Cause No. 3: Negative home equity. Foreclosure can also result from negative home equity. Economists model the decision to default and allow foreclosure as a “put option” held by the home owner. When the home is underwater (worth less than what is owed on it), the home owner has an incentive to default and give the home to the bank. This option is especially attractive to those who may have purchased the home for its investment value—either to “flip” it rapidly or to occupy it as an alternative to renting, hoping its value will rise—rather than for the amenities of living there.

Other factors may increase the value of the home owner’s put option, such as state laws that deem home mortgages to be nonrecourse debts. These laws limit the lender to foreclosure of the property in the event of default and prohibit the bank from recovering any shortfall from the debtor personally. Fewer than a dozen states have full-blown nonrecourse, or antideficiency, laws, but those that do are among those with the highest levels of foreclosure (California is the most notorious example). Empirical studies have documented the dramatic effect that a nonrecourse law has on encouraging rational default by borrowers when home prices fall.

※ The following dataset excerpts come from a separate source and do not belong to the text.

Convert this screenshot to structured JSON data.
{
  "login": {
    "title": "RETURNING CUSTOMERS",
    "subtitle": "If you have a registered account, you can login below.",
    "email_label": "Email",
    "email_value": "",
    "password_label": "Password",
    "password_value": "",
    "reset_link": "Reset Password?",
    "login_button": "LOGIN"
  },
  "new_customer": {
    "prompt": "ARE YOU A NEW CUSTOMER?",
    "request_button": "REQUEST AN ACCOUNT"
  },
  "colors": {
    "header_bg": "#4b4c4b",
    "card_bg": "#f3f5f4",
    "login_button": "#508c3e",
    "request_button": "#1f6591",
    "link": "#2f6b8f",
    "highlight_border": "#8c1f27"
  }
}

It is not clear why taxpayers should pay to bribe borrowers to stay in their homes rather than walk away.

Other factors may also increase the value of the foreclosure put option, such as the length and formality of state foreclosure processes. The borrower is relieved of the obligation to make loan payments when the home is in foreclosure, and thus in states with extended foreclosure processes (again, such as California) the home owner can live essentially rent-free for up to a year. In fact, in some markets, entrepreneurs are expert at buying homes in foreclosure and then renting them out for the period that they are in foreclosure, using legal and other processes to extend that period as long as possible.

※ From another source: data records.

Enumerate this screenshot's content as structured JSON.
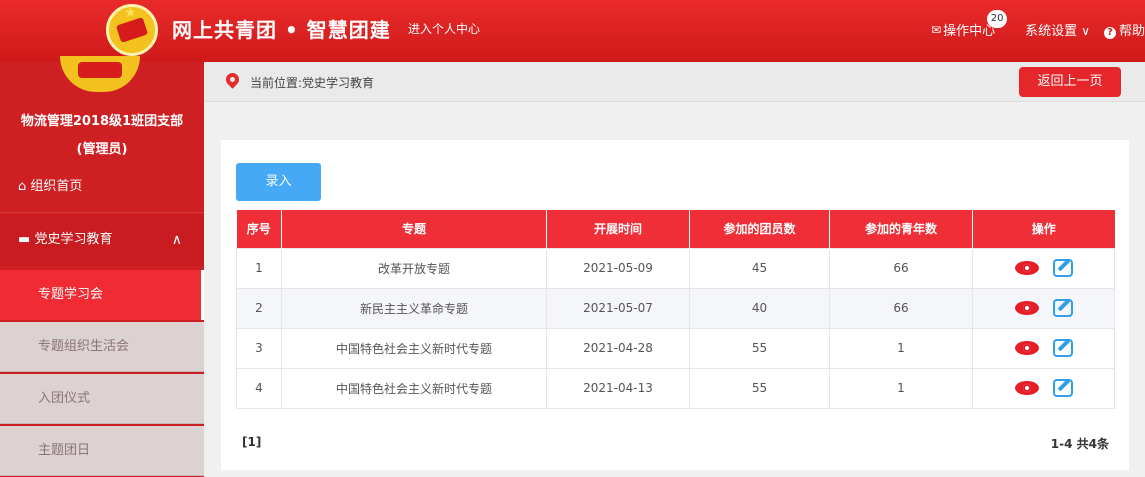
{
  "header": {
    "brand": "网上共青团 • 智慧团建",
    "enter_center": "进入个人中心",
    "ops_center": "操作中心",
    "ops_badge": "20",
    "settings": "系统设置",
    "help": "帮助"
  },
  "sidebar": {
    "org_name_line1": "物流管理2018级1班团支部",
    "org_name_line2": "(管理员)",
    "home": "组织首页",
    "party_history": "党史学习教育",
    "sub_items": [
      "专题学习会",
      "专题组织生活会",
      "入团仪式",
      "主题团日"
    ]
  },
  "breadcrumb": {
    "text": "当前位置:党史学习教育",
    "back_button": "返回上一页"
  },
  "main": {
    "add_button": "录入",
    "columns": [
      "序号",
      "专题",
      "开展时间",
      "参加的团员数",
      "参加的青年数",
      "操作"
    ],
    "rows": [
      {
        "no": "1",
        "topic": "改革开放专题",
        "date": "2021-05-09",
        "members": "45",
        "youth": "66"
      },
      {
        "no": "2",
        "topic": "新民主主义革命专题",
        "date": "2021-05-07",
        "members": "40",
        "youth": "66"
      },
      {
        "no": "3",
        "topic": "中国特色社会主义新时代专题",
        "date": "2021-04-28",
        "members": "55",
        "youth": "1"
      },
      {
        "no": "4",
        "topic": "中国特色社会主义新时代专题",
        "date": "2021-04-13",
        "members": "55",
        "youth": "1"
      }
    ],
    "pager_left": "[1]",
    "pager_right": "1-4 共4条"
  },
  "colors": {
    "header_red": "#d41d1d",
    "table_header": "#ef2e38",
    "add_button": "#45a9f5",
    "eye_icon": "#e41f2a",
    "edit_icon": "#2f9fe9"
  }
}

Lenders take account of state antideficiency laws and foreclosure processes at the time they extend credit. Borrowers in states with antideficiency protections pay higher interest rates and are more likely to be rejected for loans than those in other states.

Economists refer to this decision to allow foreclosure of an underwater property as ruthless default. The home owner could continue to make payments but decides voluntarily and rationally to allow foreclosure instead. In that sense, the occupants are more like renters than home owners, and the case for bailing them out is more difficult to justify than for those who would like to keep their homes but are unable to because of payment shock.

Moreover, to the extent that variation in foreclosure rates results from differences in state laws (such as antideficiency laws), the problem seems as if it should be addressed in Sacramento or Phoenix, not Washington. Lenders were compensated for the increased riskiness of loans in states where borrowers have the option of defaulting with minimal pain. It is not clear why taxpayers in the rest of the country should pay again to bribe those borrowers to stay in their homes rather than walk away.

There is no one-size-fits-all explanation for the rise in foreclosures or a single response to the problem. Because many of the causes of the problems lie in state and local laws and economic conditions, perhaps many of the solutions lie there as well.